Better editing would have helped, too: there’s a long rambling chapter on the Indian disapora, mainly in Britain, all to make the often-made point that you can take the citizen out of the country but not vice versa.


The crowning irony, however, and one that appears to have escaped the author, is that a book extolling the virtues of “Indianness”, deriding colonial occupation and emphasising the primacy of Hindi is written in – heaven forbid -- the English language.

Saturday, March 13, 2010

Slim Book, Weighty Point


A slightly abridged version of this appeared in today's The Indian Express

POINT OMEGA Don DeLillo

In Don DeLillo’s 2007 Falling Man, one of the characters watches a performance artist suspend himself from various locations in Manhattan, mirroring the reality captured in a photograph of a man falling from the Twin Towers on 9/11. Art plays a role in DeLillo’s new work, too, this time as a museum installation that doesn’t reflect reality but a version of art itself. This is an exhibit titled“24 Hour Psycho" that was installed at New York’s Museum of Modern Art in 2006: an actual conceptual piece by Douglas Gordon showing the Hitchcock film in extreme slow motion, taking twenty-four hours to screen. It is, in DeLillo’s words, “the strange, bright fact that breathes and eats out there, the thing that’s not the movies”.

Scenes of characters watching this exhibit bracket the slender Point Omega which, like DeLillo’s last few novels, is written in a condensed, elliptical style. It is, however, carefully and intriguingly structured, almost in an answers-first-questions later manner.

The plot begins with Jim Finley, a young film-maker, travelling to a California desert to meet the 73-year-old Richard Elster. The latter was formerly employed by the Pentagon to conceptualise their Iraq war efforts and provide intellectual ballast to their martial leanings. Finley plans a short trip with the intention of persuading Elster to participate in a proposed film project, but when he gets there he finds himself staying on for days, listening to Elster’s theories on matter and mind.
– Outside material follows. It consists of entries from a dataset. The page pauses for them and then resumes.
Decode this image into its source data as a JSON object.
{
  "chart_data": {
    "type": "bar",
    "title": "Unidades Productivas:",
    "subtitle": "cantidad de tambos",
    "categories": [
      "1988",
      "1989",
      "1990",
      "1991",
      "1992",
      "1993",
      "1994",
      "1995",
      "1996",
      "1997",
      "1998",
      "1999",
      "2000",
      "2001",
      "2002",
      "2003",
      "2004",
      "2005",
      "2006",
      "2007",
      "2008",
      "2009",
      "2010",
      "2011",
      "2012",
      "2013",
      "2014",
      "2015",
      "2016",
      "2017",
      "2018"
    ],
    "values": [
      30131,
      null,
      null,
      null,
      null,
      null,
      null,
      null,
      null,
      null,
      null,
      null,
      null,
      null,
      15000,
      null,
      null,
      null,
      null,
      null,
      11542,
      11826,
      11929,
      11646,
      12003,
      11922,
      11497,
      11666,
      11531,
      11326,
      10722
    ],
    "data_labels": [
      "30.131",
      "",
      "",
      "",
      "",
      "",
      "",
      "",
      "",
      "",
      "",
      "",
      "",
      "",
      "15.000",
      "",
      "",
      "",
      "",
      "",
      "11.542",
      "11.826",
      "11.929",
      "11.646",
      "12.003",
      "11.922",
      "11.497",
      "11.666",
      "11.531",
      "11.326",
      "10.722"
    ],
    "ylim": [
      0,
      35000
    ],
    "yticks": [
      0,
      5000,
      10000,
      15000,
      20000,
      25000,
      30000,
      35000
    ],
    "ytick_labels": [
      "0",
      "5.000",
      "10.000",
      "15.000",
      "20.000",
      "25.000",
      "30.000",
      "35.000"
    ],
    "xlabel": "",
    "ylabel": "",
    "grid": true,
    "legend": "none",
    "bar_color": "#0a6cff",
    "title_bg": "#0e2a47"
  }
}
Waters are muddied when the passive Jessica, Elster’s daughter, joins them, sent by her mother to spend time away from a suitor’s advances. A sudden disappearance follows, throwing equations off-kilter.

Elster, has retreated from the chaos of cities to “reclaim the body from the nausea of News and Traffic”, and is fond of gnomic utterances such as “matter wants to lose its self-consciousness”. The omega point of the title, a concept that occupies most of his waking hours, refers to Pierre Teilhard de Chardin’s concept of the acme of awareness towards which the universe is progressing. In Elster’s words, “Ask yourself this question. Do we have to be human forever? Consciousness is exhausted. Back now to inorganic matter. This is what we want. We want to be stones in a field.”

As ought to be clear by now, all of this doesn’t exactly make for light bedside reading. Some of it puts one in mind of the brooding landscapes of Cormac McCarthy; at other times, there is Pinteresque menace and silence. What DeLillo seems to be trying to do is contrast “man's grand themes” with “local grief, one body” – and to make the whole palatable, there’s a long, studied build-up, after which the mechanics of the plot kick in. This imparts to Point Omega a strange unity, half in slow motion, the other in something resembling normal speed.

Though the characters often come across as mouthpieces and the book’s gravitas veers close to self-importance, the austere Point Omega does possess a compelling incantatory rhythm. Stripped down without losing vitality, its gravitational pull is that of a star collapsing inwards upon itself to a point of singularity.